API Description

The RIO API is designed to be familiar to anyone who is using ROSS. The API includes:

The model-defined callback functions that must be implemented by the model developer.
A number of global variable that should be set in the model’s main function before working with a checkpoint or running the simulation.
The functions which create and load checkpoint files.

A full implementation of the RIO API can be seen in the PHOLD-IO model.

Model Callbacks

In order to efficiently use the checkpoints, the model must provide RIO with some information about the LPs.

LP Size

typedef size_t (*model_size_f)(void * state, tw_lp *lp);

Given an LP, return the size needed to serialize its data.

LP Serialize

typedef void (*serialize_f)(void * state, void * buffer, tw_lp *lp);

Given an LP and pre-allocated buffer space, serialize the LP state data into the buffer.

LP Deserialize

typedef void (*deserialize_f)(void * state, void * buffer, tw_lp *lp);

Given an LP state and a buffer of serialized data, de-serialize the buffer data into the LP state. This function will most likely be similar your LP initialize function.

IO LP Types

Similar to the tw_lptype array, the RIO function callback should be stored in an io_lptype array.

Global Variables

There are a few global variable that should be specified before running the simulation or working with a checkpoint.

LP IO Callbacks

g_io_lp_types

This is the global array variable where the LP RIO function callbacks are stored, very similar to the ROSS g_tw_lp_types array. This variable should be set in main before calling tw_lp_setup_types().

Number of Checkpoint Data Files

g_io_number_of_files

This variable is the total number of data files in the RIO checkpoint. When writing a checkpoint, there should never be more than one file per MPI rank.

This variable can be set through command line option --io-files=n. The default value is 1.

Event Buffer Size

g_io_events_buffered_per_rank

This variable is used for memory management when creating a checkpoint. RIO pre-allocations event memory in order to capture “in-flight” events at the end of the simulation. As implied by the name, this is the number of outstanding events that may exist on any one MPI rank.

For example, the PHOLD model includes a per-LP event population variable: g_pholdio_start_events. Thus, for the PHOLD-IO model, a good buffer size is:

    g_io_events_buffered_per_rank = 2 * g_tw_nlp * g_pholdio_start_events;

API Functions

With RIO there are simple functions available to work with checkpoints.

Initialize IO System

void io_init()

The IO system must be initialized before running the simulation. After specifying the size of the RIO event buffer, simply call the io_init() function. Be sure that the g_io_number_of_files variable is set before calling this init function (otherwise the default value of 1 file is used).

Load a Checkpoint

void io_load_checkpoint(char * cp_name, [ PRE_INIT, INIT, POST_INIT ])

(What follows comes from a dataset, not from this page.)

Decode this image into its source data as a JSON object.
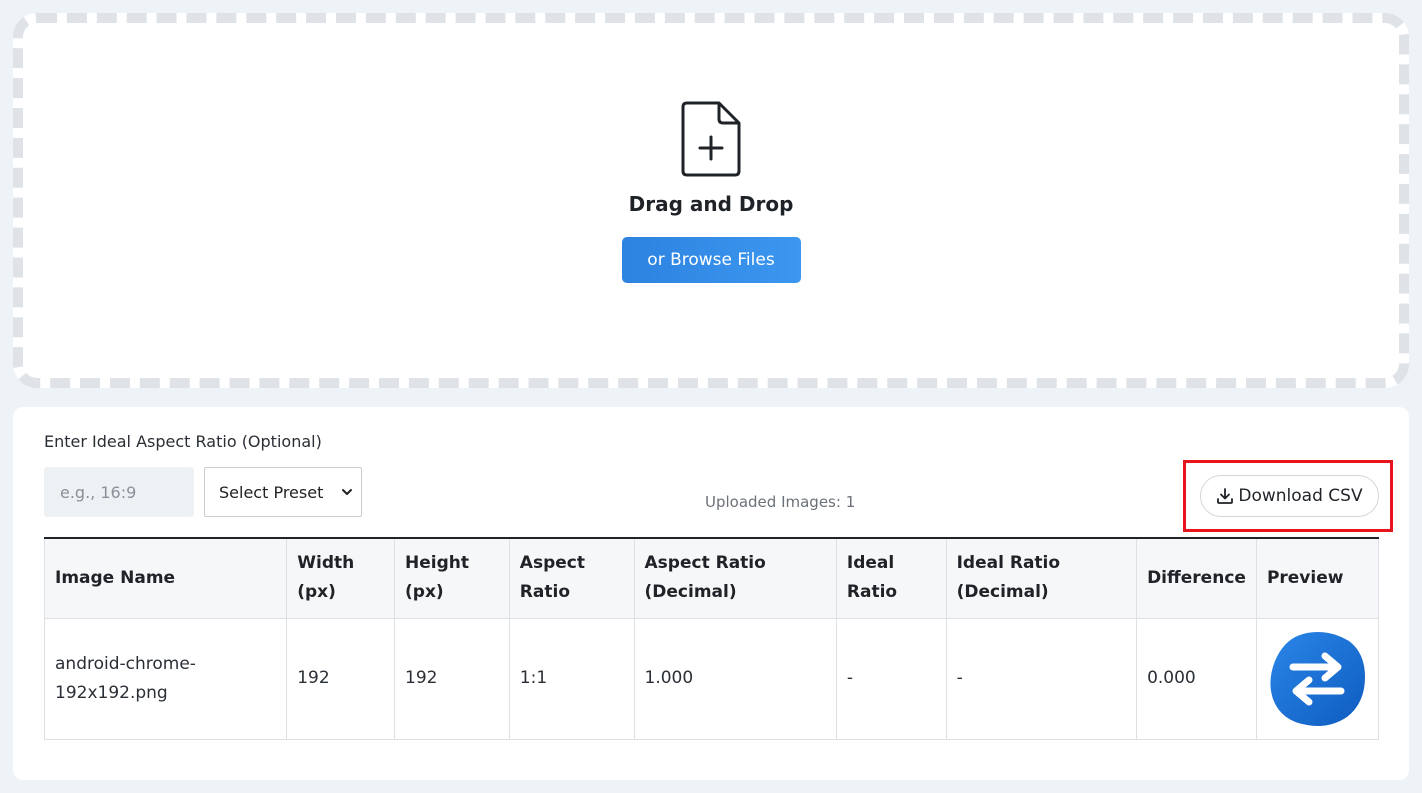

The load checkpoint function should be called before tw_run(). This function needs the root name of the checkpoint files (the same name used during the store_checkpoint function call).

When starting a simulation from a checkpoint, there are several options for initializing LPs:

PRE_INIT: This option loads the LP state data from the checkpoint, then calls the LP init function.
INIT: This option does not call the LP init function. Instead, it simply initializes LP state data from the checkpoint.
POST_INIT This option calls the LP init function before loading the LP state data from the checkpoint.

Store a Checkpoint

void io_store_checkpoint(char * cp_name, int data_file)

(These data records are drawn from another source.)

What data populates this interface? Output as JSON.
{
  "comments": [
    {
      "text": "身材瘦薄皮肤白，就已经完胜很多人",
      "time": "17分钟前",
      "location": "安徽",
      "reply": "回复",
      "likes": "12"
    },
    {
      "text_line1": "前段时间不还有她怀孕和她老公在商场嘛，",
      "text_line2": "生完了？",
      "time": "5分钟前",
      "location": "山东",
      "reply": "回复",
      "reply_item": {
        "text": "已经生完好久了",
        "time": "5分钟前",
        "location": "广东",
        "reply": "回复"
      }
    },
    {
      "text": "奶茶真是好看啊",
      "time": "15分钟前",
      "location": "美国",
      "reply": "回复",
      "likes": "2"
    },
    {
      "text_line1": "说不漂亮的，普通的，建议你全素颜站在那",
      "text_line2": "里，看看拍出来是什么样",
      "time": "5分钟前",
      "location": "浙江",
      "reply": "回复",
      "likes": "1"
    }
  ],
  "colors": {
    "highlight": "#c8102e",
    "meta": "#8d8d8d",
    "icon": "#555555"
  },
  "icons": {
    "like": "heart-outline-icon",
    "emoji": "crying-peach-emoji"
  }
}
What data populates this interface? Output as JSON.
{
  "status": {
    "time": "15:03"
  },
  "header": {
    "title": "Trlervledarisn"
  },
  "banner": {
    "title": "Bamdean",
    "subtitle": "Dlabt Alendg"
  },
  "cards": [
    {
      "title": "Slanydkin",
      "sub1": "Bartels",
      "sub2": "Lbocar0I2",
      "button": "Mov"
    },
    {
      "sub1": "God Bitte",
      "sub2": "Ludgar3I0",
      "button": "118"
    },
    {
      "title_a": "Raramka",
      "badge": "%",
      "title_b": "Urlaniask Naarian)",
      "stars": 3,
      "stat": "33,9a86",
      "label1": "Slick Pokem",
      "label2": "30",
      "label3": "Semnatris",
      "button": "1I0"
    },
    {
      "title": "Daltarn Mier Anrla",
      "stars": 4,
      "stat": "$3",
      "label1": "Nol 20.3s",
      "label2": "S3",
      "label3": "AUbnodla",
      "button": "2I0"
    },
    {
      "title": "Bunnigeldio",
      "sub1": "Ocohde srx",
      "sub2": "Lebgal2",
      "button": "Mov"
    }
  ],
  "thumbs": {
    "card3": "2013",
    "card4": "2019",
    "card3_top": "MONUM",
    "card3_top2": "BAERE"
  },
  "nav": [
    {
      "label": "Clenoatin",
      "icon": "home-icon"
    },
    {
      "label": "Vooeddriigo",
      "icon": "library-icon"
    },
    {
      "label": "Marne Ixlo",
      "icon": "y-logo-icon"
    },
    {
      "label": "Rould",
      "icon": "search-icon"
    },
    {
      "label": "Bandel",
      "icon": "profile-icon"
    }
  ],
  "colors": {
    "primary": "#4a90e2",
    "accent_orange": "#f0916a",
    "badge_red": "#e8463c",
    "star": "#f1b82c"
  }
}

A checkpoint is stored after a simulation has ended. To store a checkpoint be sure to do a few things:

Allocate some buffer space for in-flight events (by setting the g_io_events_buffered_per_rank).
Then call io_init()
Run the simulation using tw_run()
Store the checkpoint using io_store_checkpoint

The store checkpoint function takes two arguments: the global checkpoint name and which data-file the current MPI rank should be a part of. If your mapping is LINEAR (or some other evenly distributed mapping), the simplest way to determine the data file number is:

    // either set g_io_number_of_files
    // or use --io-files=n
    int ranks_per_file = tw_nnodes() / g_io_number_of_files;
    int data_file = g_tw_mynode / ranks_per_file;

Register a Model’s Version

void io_register_model_version (char model_version[40])

Before creating a checkpoint, you can register the model’s current revision number. Using CMake and a configured header file, it is easy to capture the Git hash. The 40 chars version information will appear in the RIO checkpoint description file.

Advanced Creating a Checkpoint from Many Simulations

void io_appending_job()

RIO has the possibility to create one checkpoint from many simulations. This may useful in a situation where a ROSS simulation must be assembled from many disparate initialization or set-up files. The full-size model can be initialized into ROSS and assembled into one RIO checkpoint.

Call the io_appending_job function before calling io_store_checkpoint.